The adults travel by short hops and are generally poor swimmers. They swim in short bursts and only during periods of reproduction. this species is presumed to be non territorial and solitary except during breeding season. Satellite males have been shown to attempt to intercept females arriving at a breeding pond and are successful in about 20% of cases. Dominant, or first arriving males signal vocally from the deepest part of the ephemeral pool. Amplexus is a necessary stimulus to release eggs. Once the eggs are fertilized, there is little apparent parental care. The adults are strictly live insectivores. The tadpoles are detritivores, either scavengers or herbivores depending on morph.

Tadpole "nests" can be seen in most xeric amphibians, and are well described in the fossil record, such as at the St. George Dinosaur Discovery site. The shallow depressions are a form of "vortex feeding" used to stir up debris for feeding. It is also theorized that the depressions formed could allow a lengthened hydroperiod to increase growth size.

== Sensory modalities ==
Both tadpoles and adults have many senses. Studies support a theory that olfactory sense is important to tadpoles of this species. Adult breeding frogs detect breeding ponds by using auditory cues from other frog calls to gauge distance, size of pool, likelihood of predators and numbers as well as breeding condition of other frogs.
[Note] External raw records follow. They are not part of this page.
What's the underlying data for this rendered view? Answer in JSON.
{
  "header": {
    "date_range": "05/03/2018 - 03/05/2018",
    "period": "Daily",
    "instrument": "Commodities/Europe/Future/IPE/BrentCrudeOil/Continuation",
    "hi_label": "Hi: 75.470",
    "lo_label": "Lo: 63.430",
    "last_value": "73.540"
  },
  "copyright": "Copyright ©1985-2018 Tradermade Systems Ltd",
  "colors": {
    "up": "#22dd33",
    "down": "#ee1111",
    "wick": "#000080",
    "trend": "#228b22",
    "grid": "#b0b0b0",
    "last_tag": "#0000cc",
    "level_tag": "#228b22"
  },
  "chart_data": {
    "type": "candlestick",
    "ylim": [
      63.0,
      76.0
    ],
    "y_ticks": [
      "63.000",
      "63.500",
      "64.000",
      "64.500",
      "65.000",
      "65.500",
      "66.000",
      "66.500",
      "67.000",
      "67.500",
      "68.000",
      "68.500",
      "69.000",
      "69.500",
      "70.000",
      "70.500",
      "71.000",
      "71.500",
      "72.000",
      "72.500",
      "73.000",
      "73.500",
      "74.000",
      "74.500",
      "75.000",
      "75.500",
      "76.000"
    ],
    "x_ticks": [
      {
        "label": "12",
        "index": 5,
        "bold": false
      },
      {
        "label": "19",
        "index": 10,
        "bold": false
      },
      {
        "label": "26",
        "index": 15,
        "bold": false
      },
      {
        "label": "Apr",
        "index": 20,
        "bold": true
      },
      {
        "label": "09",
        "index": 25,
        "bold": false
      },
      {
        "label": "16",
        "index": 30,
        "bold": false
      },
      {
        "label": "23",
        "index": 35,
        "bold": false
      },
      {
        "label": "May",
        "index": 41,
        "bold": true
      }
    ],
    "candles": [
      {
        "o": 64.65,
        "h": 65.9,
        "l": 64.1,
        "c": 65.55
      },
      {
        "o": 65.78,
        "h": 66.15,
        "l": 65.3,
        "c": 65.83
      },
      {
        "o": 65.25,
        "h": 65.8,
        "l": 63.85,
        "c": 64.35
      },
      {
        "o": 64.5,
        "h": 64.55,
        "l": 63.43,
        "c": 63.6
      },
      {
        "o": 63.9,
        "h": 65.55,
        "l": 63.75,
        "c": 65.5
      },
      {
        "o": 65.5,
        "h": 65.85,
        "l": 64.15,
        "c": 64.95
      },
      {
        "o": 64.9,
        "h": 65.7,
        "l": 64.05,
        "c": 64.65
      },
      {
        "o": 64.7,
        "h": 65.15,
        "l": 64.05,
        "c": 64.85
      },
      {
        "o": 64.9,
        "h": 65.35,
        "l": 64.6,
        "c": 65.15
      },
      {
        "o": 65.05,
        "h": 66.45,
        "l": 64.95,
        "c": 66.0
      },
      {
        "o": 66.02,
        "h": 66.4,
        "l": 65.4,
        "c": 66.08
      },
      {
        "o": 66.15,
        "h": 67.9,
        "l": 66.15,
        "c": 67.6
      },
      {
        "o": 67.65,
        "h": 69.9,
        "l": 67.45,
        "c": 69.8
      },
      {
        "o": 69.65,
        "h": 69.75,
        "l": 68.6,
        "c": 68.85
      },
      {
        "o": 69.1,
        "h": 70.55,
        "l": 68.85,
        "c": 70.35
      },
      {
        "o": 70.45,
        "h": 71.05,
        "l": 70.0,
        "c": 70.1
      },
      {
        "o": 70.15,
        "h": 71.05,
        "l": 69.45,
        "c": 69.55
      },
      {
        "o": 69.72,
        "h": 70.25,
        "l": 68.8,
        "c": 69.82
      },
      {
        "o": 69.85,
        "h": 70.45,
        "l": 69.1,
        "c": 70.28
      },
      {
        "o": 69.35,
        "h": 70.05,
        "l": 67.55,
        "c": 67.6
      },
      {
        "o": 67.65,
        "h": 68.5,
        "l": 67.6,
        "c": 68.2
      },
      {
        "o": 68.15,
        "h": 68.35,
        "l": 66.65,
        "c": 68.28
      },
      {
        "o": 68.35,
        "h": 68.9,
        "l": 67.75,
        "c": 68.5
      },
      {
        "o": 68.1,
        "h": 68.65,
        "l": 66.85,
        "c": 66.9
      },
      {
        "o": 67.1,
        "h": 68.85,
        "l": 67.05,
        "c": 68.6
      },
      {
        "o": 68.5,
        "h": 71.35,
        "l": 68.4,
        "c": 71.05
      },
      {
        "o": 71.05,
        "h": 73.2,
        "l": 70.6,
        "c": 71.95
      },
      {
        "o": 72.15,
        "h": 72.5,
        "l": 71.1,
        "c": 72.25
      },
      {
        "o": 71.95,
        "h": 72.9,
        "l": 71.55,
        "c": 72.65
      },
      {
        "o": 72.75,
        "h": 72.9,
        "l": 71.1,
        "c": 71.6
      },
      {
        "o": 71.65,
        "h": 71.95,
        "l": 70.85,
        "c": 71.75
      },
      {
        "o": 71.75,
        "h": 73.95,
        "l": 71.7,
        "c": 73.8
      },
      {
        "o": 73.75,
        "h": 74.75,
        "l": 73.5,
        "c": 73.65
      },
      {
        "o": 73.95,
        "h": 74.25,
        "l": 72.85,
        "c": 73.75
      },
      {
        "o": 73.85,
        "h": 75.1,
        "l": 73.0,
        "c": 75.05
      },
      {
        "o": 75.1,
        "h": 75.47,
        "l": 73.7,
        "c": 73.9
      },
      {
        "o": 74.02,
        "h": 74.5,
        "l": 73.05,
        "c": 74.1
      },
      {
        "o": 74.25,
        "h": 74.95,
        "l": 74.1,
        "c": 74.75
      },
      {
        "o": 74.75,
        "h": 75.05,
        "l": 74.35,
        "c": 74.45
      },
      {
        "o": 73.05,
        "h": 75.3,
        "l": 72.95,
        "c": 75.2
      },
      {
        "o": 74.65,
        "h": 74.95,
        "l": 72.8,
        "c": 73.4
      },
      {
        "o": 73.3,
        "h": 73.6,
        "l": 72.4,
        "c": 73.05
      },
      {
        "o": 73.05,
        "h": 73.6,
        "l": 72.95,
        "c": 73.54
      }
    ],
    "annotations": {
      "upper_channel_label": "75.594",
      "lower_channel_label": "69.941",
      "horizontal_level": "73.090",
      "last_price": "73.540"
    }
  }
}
Sources say frogs use low frequency sound of rain as a cue to emerge from aestivation. While olfactory cues are considered a secondary emergence stimulus, there is evidence in other anurans that the smell of emergent plant growth can also guide frogs to breeding sites, specifically pond weed species. Persistent emergent behaviour has been observed personally when a piece of moss was placed in an enclosure of two captive Spea bombifrons.

Anuran tadpoles almost always have evidence of neuromasts arranged in lateral lines, although these only exist in adults of fully aquatic species, of which there are surprisingly few. There is poor research on how tadpoles use this sensory input during development.

Frog hearing is unique in that the lungs act as amplifiers for the hearing. Their columella-operculum complex has been theorized as a method they can use to detect earthquakes.

Frogs have a unique form of green rods in their retinas which is theorized to help them see at very low light levels.

== Physiology ==
Frogs in general, but fossorial frogs specifically are able to absorb water through a "seat patch" instead of drinking. The skin is selectively permeable via aquaporins, allowing them to absorb water from damp ground, standing water, and mossy substrates.

According to David Pfenning's lab at the University of North Carolina, Desert spadefoots appear able to not only adapt their bodies to a carnivorous diet (Shorter gut, protein-digesting genes are activated) but also are more likely to have progeny that are adapted to meat. This is a major study that shows that Lamarckian characteristics are not as disproven as once thought.

Both Spea species found in North America have been used for many years in the North Carolina lab of Karin Pfennig as model organisms to study hybridization and its effects on competition and evolution. The results appear to be mixed, but there is evidence of resource competition being linked to species divergence.